O Brasil e a República de Camarões avaliam uma cooperação bilateral nas áreas de geociências e mineração. Com este objetivo, o assessor de Assuntos Internacionais (Assuni) do Serviço Geológico do Brasil (SGB), Rafael Duarte, recebeu o representante da Empresa Nacional de Minas (SONAMINES), Jean Pierre, juntamente com o primeiro conselheiro da Embaixada de Camarões, Paulin Martial Tchenzette, entre outros, para uma reunião técnica. A visita é uma continuidade das reuniões que se iniciaram em janeiro, com o objetivo de abrir caminhos para o desenvolvimento de projetos em comum, com foco particular na mineração de ouro em pequena e média escalas. Os países têm perfis geológicos e geoquímicos similares.

“A cooperação bilateral, científica e tecnológica que vislumbramos tem o potencial de fortalecer nossas capacidades no gerenciamento e exploração de recursos naturais, de forma eficaz e sustentável. Além disso, a troca de informações geológicas e geoquímicas e o compartilhamento de boas práticas representam um passo significativo em direção a avanços nas metodologias de exploração e conservação ambiental”, afirmou Duarte. Durante o encontro, o SGB apresentou trabalhos sobre a estruturação de dados geológicos. O encontro também proporcionou a troca de conhecimentos e tecnologias. Além disso, a equipe de Camarões conheceu as plataformas digitais do SGB e discutiu sobre o acesso e gerenciamento de bases de dados geológicos. Fundada em 2020, a SONAMINES tem buscado conhecer o sistema público brasileiro em torno da política de recursos minerais. Duarte destacou que essa visita simboliza um passo importante em direção ao fortalecimento das relações bilaterais entre Brasil e Camarões, com impactos positivos, que vão além das fronteiras da ciência. “Essa relação com interesses mútuos, sem dúvida, contribuirá para o crescimento e desenvolvimento sustentável de ambos os países”.
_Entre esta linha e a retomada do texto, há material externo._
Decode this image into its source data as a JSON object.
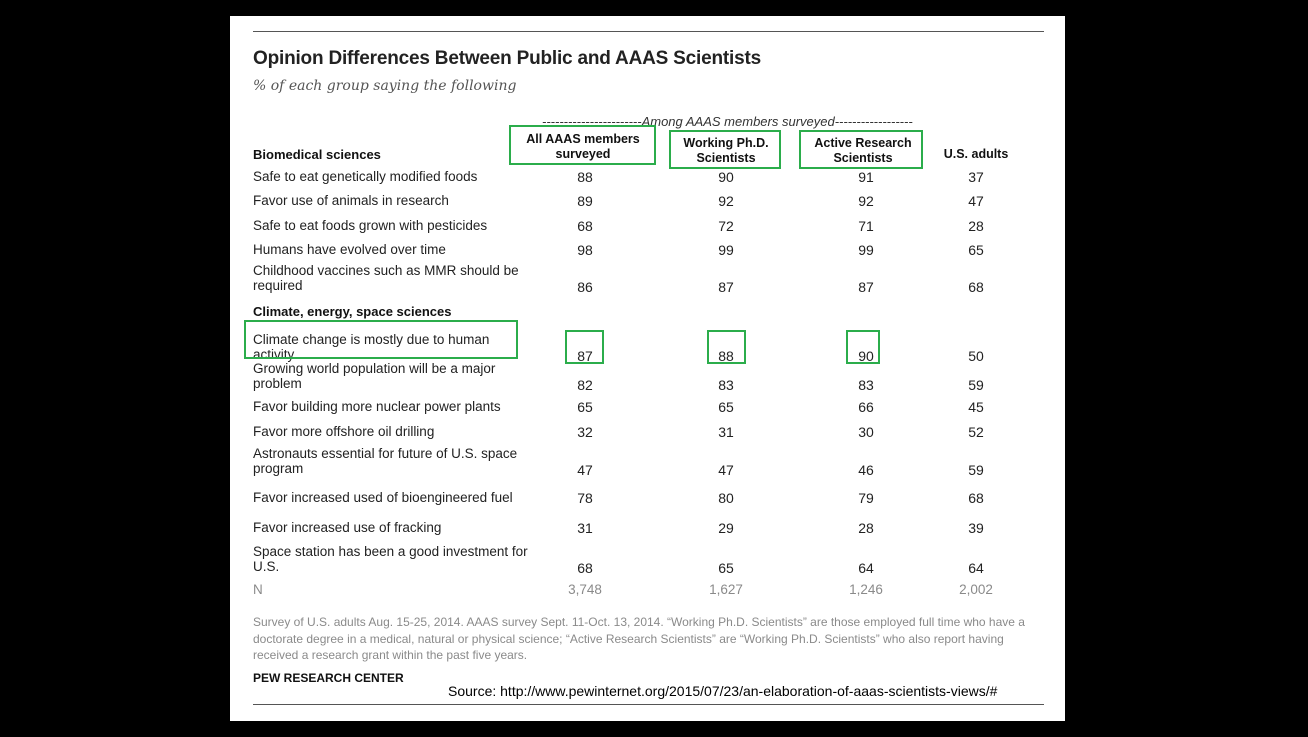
{
  "chart_data": {
    "type": "table",
    "title": "Opinion Differences Between Public and AAAS Scientists",
    "subtitle": "% of each group saying the following",
    "group_label": "-----------------------Among AAAS members surveyed------------------",
    "columns": [
      "All AAAS members surveyed",
      "Working Ph.D. Scientists",
      "Active Research Scientists",
      "U.S. adults"
    ],
    "sections": [
      {
        "name": "Biomedical sciences",
        "rows": [
          {
            "label": "Safe to eat genetically modified foods",
            "values": [
              "88",
              "90",
              "91",
              "37"
            ]
          },
          {
            "label": "Favor use of animals in research",
            "values": [
              "89",
              "92",
              "92",
              "47"
            ]
          },
          {
            "label": "Safe to eat foods grown with pesticides",
            "values": [
              "68",
              "72",
              "71",
              "28"
            ]
          },
          {
            "label": "Humans have evolved over time",
            "values": [
              "98",
              "99",
              "99",
              "65"
            ]
          },
          {
            "label": "Childhood vaccines such as MMR should be required",
            "values": [
              "86",
              "87",
              "87",
              "68"
            ]
          }
        ]
      },
      {
        "name": "Climate, energy, space sciences",
        "rows": [
          {
            "label": "Climate change is mostly due to human activity",
            "values": [
              "87",
              "88",
              "90",
              "50"
            ]
          },
          {
            "label": "Growing world population will be a major problem",
            "values": [
              "82",
              "83",
              "83",
              "59"
            ]
          },
          {
            "label": "Favor building more nuclear power plants",
            "values": [
              "65",
              "65",
              "66",
              "45"
            ]
          },
          {
            "label": "Favor more offshore oil drilling",
            "values": [
              "32",
              "31",
              "30",
              "52"
            ]
          },
          {
            "label": "Astronauts essential for future of U.S. space program",
            "values": [
              "47",
              "47",
              "46",
              "59"
            ]
          },
          {
            "label": "Favor increased used of bioengineered fuel",
            "values": [
              "78",
              "80",
              "79",
              "68"
            ]
          },
          {
            "label": "Favor increased use of fracking",
            "values": [
              "31",
              "29",
              "28",
              "39"
            ]
          },
          {
            "label": "Space station has been a good investment for U.S.",
            "values": [
              "68",
              "65",
              "64",
              "64"
            ]
          }
        ]
      }
    ],
    "n_row": {
      "label": "N",
      "values": [
        "3,748",
        "1,627",
        "1,246",
        "2,002"
      ]
    },
    "note": "Survey of U.S. adults Aug. 15-25, 2014. AAAS survey Sept. 11-Oct. 13, 2014. “Working Ph.D. Scientists” are those employed full time who have a doctorate degree in a medical, natural or physical science; “Active Research Scientists” are “Working Ph.D. Scientists” who also report having received a research grant within the past five years.",
    "brand": "PEW RESEARCH CENTER",
    "source": "Source: http://www.pewinternet.org/2015/07/23/an-elaboration-of-aaas-scientists-views/#"
  },
  "colors": {
    "highlight": "#2bad4b",
    "background": "#000000",
    "card": "#ffffff"
  }
}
O assessor complementou que: “nosso compromisso em trabalharmos juntos contribuirá para o crescimento e desenvolvimento sustentável de ambos os países. Vamos garantir que os benefícios desses esforços sejam compartilhados igualmente e que nossos recursos naturais sejam gerenciados de maneira responsável e benéfica para as gerações futuras”. Pelo SGB participaram também a diretora de Hidrologia e Gestão Territorial (DHT), Alice Castilho; o assessor da Diretoria de Geologia e Recursos Minerais (DGM) Anderson Dourado; a coordenadora-executiva do Departamento de Hidrologia, Myrla Vieira; a chefe do Departamento de Relações Institucionais e Divulgação, Patrícia Jacques; e a assessora da DHT Maria Angélica.  Para o SGB, a troca de conhecimentos e tecnologias com outros países é fundamental para fortalecer suas competências técnico-científicas e aprimorar as atividades realizadas. O SGB já tem Memorandos de Entendimento ou Acordos de Cooperação, vigentes ou concluídos, com mais de 20 países, de todos os continentes.